Let $a$, $b$, $c$ and $d$ be positive numbers. Prove that: $$\frac{a^2-bd}{b+2c+d}+\frac{b^2-ca}{c+2d+a}+\frac{c^2-db}{d+2a+b}+\frac{d^2-ac}{a+2b+c}\geq0$$
This inequality is a similar to the following inequality of three variables.
Let $a$, $b$ and $c$ be positive numbers.

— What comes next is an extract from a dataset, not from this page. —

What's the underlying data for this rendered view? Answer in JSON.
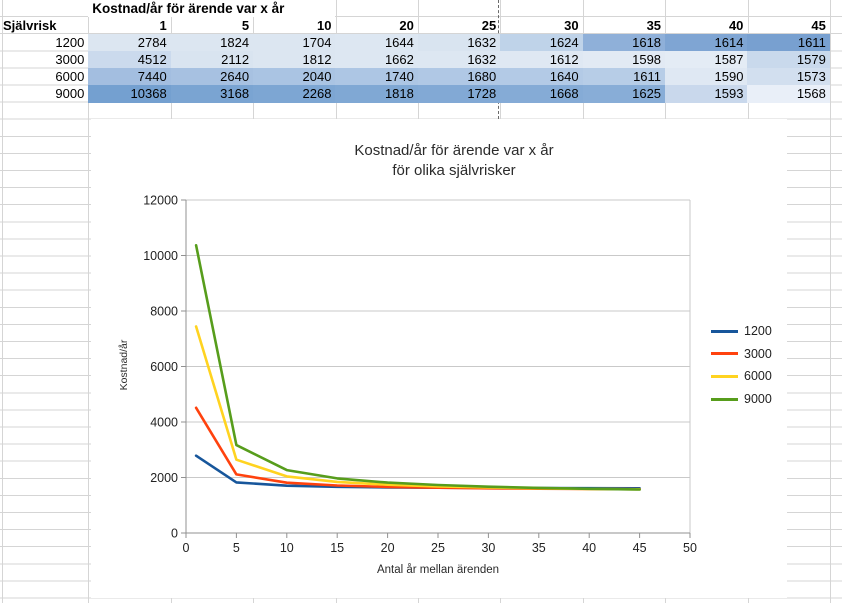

Prove that: $$\frac{a^2-bc}{b+c+2a}+\frac{b^2-ca}{c+a+2b}+\frac{c^2-ab}{a+b+2c}\geq0,$$ which we can prove by the following reasoning. $$\sum\limits_{cyc}\frac{a^2-bc}{b+c+2a}=\frac{1}{2}\sum\limits_{cyc}\frac{(a-b)(a+c)-(c-a)(a+b)}{b+c+2a}=$$ $$=\frac{1}{2}\sum_{cyc}(a-b)\left(\frac{a+c}{b+c+2a}-\frac{b+c}{c+a+2b}\right)=\frac{1}{2}\sum_{cyc}\frac{(a-b)^2}{(b+c+2a)(c+a+2b)}\geq0,$$ but this idea does not help for the starting inequality.
We can make the following. By Holder $$\sum_{cyc}\frac{a^2}{b+2c+d}=\sum_{cyc}\frac{a^3}{ab+2ac+ad}\geq\frac{(a+b+c+d)^3}{4\sum\limits_{cyc}(ab+2ac+ad)}=\frac{(a+b+c+d)^3}{8\sum\limits_{cyc}(ab+ac)}$$ and $$\sum_{cyc}\frac{bd}{b+2c+d}=2(a+b+c+d)\left(\frac{bd}{(b+2c+d)(d+2a+b)}+\frac{ac}{(a+2b+c)(c+2d+a)}\right).$$ Thus, it remains to prove that $$\frac{(a+b+c+d)^2}{16\sum\limits_{cyc}(ab+ac)}\geq\frac{bd}{(b+2c+d)(d+2a+b)}+\frac{ac}{(a+2b+c)(c+2d+a)}$$ and I don't see, what is the rest.